Question

A body executes simple harmonic motion under the action of a force $F_1$ with a time period $\left(4/5\right)$ seconds. If the force is changed to $F_2$, it executes SHM with time period $\left(3/5\right)$ seconds.
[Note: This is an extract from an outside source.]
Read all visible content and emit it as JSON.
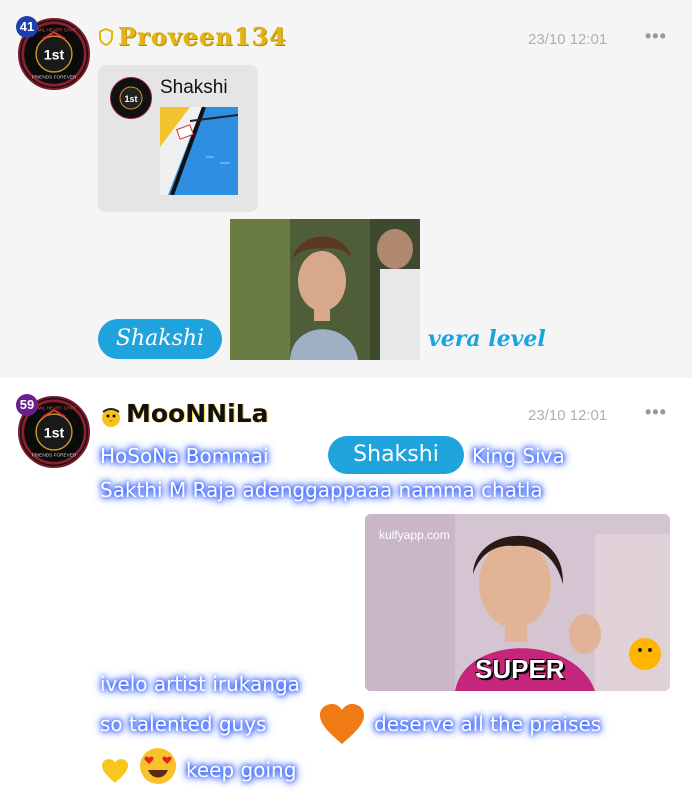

If both the forces $F_1$ and $F_2$ act simultaneously in the same direction on the body, its time period (in seconds) is

• A. $12/25$
• B. $24/25$
• C. $35/24$
• D. $25/12$

Answer 1

The correct option is A $12/25$

$F_1=-k_{1}x,F_2=-k_{2}x$
$F_1=-\left(\frac{k_1}{m}\right)x;F_2=-\left(\frac{k_2}{m}\right)x$
$\Rightarrow F_1=-{\omega }_1^{2}x;f_2=-{\omega }_2^{2}x$
Now, resultant force $F=F_1+F_2=-k_{1}x-k_{2}x$
$\Rightarrow -kx=-k_{1}x-k_{2}x$
$\Rightarrow k=k_1+k_2\Rightarrow m{\omega }^2=m{\omega }_1^2+m{\omega }_2^2$
$\Rightarrow {\omega }^2={\omega }_1^2+{\omega }_2^2$
$\Rightarrow {\left(\frac{2\pi }{T}\right)}^2={\left(\frac{2\pi }{T_1}\right)}^2+{\left(\frac{2\pi }{T_2}\right)}^2$
$\Rightarrow \frac{1}{T^2}=\frac{1}{T_1^2}+\frac{1}{T_2^2}$
$\therefore T=\frac{T_1{T}_2}{\sqrt{T_1^2+T_2^2}}$
$=\frac{\frac{4}{5}\times \frac{3}{5}}{\sqrt{{\left(\frac{4}{5}\right)}^2+{\left(\frac{3}{5}\right)}^2}}=\frac{12}{25}\text{second}$
Hence, the correct answer is option (a).